The film involves the lives of these nine characters during one rainy day in Southern California. They are each connected because of the following reasons: something happened in their past that stunted their growth, by their family relationships, and by mere coincidence. And, even though all their lives don’t intersect, they are all fighting the same battle to have a clean slate, whether they realize it or not. There is a sensitive but unappreciated cop, who wants to be of help to others, James (John C. Reilly); his coke-using junkie date, resentful of her abusive father, (Melora Walters); her kid game-show host, bastard of a father (Philip Baker Hall), who has learned that he has an incurable cancer and wants to make amends for his past sins; and, Hall’ current whiz kid star, the unhappy genius, Stanley (Jeremy Blackman), who is bullied by his father; there is the former whiz kid, now a pathetic grown-up with problems over his homosexual love life and his failure to be financially successful, Donnie Smith (William H. Macy ). There’s also the game show’s wealthy producer, Earl Partridge (Jason Robards), who lies in pain as he is dying, requesting only to speak to his estranged son, Frank T. J. Mackey (Tom Cruise), who won’t talk to him. Robards also has a gorgeous, younger, unfaithful wife he married when he left his cancer-striken first-wife, the now hysterical and remorseful Linda (Julianne Moore). Earl’s son was 14-years-old when he abandoned his cancer-stricken mother and she died soon afterwards, leaving the TV pitchman Cruise full of self-denial and self-hatred about his past; and finally, there is the home care nurse, Phil Parma (Philip Seymour Hoffman), who is dedicated to looking out for Mr. Partridge.
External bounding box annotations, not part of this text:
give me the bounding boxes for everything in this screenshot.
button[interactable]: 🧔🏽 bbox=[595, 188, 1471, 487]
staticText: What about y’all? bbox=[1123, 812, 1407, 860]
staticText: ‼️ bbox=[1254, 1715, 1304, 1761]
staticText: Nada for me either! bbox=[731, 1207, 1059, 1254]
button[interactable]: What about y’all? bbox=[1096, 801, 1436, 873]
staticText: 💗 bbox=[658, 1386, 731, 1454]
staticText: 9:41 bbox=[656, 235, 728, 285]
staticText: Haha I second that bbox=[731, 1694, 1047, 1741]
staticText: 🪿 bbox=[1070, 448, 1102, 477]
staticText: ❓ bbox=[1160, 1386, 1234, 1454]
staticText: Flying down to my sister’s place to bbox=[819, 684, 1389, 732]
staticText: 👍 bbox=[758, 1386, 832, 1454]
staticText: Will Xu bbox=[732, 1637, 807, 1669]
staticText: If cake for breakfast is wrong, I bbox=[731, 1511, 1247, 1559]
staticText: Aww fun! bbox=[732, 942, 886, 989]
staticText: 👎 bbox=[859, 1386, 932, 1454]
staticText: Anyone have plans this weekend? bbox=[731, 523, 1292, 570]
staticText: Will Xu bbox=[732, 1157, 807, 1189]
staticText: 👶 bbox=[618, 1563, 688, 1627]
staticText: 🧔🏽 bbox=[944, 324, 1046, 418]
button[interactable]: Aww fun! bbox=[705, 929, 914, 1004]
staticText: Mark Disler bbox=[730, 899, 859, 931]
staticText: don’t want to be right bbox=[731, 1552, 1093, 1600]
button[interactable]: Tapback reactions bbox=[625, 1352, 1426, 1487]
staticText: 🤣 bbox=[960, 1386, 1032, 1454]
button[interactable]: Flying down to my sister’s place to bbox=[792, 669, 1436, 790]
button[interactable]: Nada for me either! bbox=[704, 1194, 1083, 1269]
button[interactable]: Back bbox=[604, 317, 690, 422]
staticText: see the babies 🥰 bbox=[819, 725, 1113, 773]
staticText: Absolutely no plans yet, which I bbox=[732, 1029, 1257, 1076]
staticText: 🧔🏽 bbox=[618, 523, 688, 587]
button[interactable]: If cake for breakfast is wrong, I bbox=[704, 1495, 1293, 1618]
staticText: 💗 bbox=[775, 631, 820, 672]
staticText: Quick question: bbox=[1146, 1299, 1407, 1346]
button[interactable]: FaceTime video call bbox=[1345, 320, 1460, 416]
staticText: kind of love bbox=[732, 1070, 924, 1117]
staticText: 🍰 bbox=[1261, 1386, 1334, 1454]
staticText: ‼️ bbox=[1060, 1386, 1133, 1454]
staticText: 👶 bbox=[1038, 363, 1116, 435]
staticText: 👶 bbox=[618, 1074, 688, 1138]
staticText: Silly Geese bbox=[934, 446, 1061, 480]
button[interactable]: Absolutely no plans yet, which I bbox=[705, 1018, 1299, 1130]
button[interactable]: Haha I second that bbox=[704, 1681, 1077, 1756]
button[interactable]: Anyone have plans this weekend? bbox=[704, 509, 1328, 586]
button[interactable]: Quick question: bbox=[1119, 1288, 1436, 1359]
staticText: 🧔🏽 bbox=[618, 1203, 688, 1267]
The performances by all were superb, but Reilly’s and Hoffman’s were better than superb, in a film that didn’t have a featured player. Anderson was able to create a somewhat seamless work out of these separate skits, making use of different camera angles, using TV inter-cutting methods, fast-cut editing, and utilizing a provocative visual style. He also made the story seem fresh and moving in many different directions to catch all the personalities involved.

Anderson made good use of the film’s theme song, through the performance of Aimee Mann. She is heard first by one character then another, until all the film’s troubled souls are brought together by a single refrain. “It’s not … going to stop,” as each one sings, as if signaling the approach of some impending doom.

Whatever fault one might find with the film, that fault is countered by how interesting and refreshing it felt. The magic happening onscreen was in the vibrant telling tragedies of the lost souls and their injured psyches, causalities that are inevitable in America’s modern world of consumerism. The cry for love can be heard on the lips of the two philandering fathers and on all the other lost souls, each searching for a place to fit in and for a way to love someone and be loved in return.

Incidentally, the title of the film comes from the name on the L.A. street sign.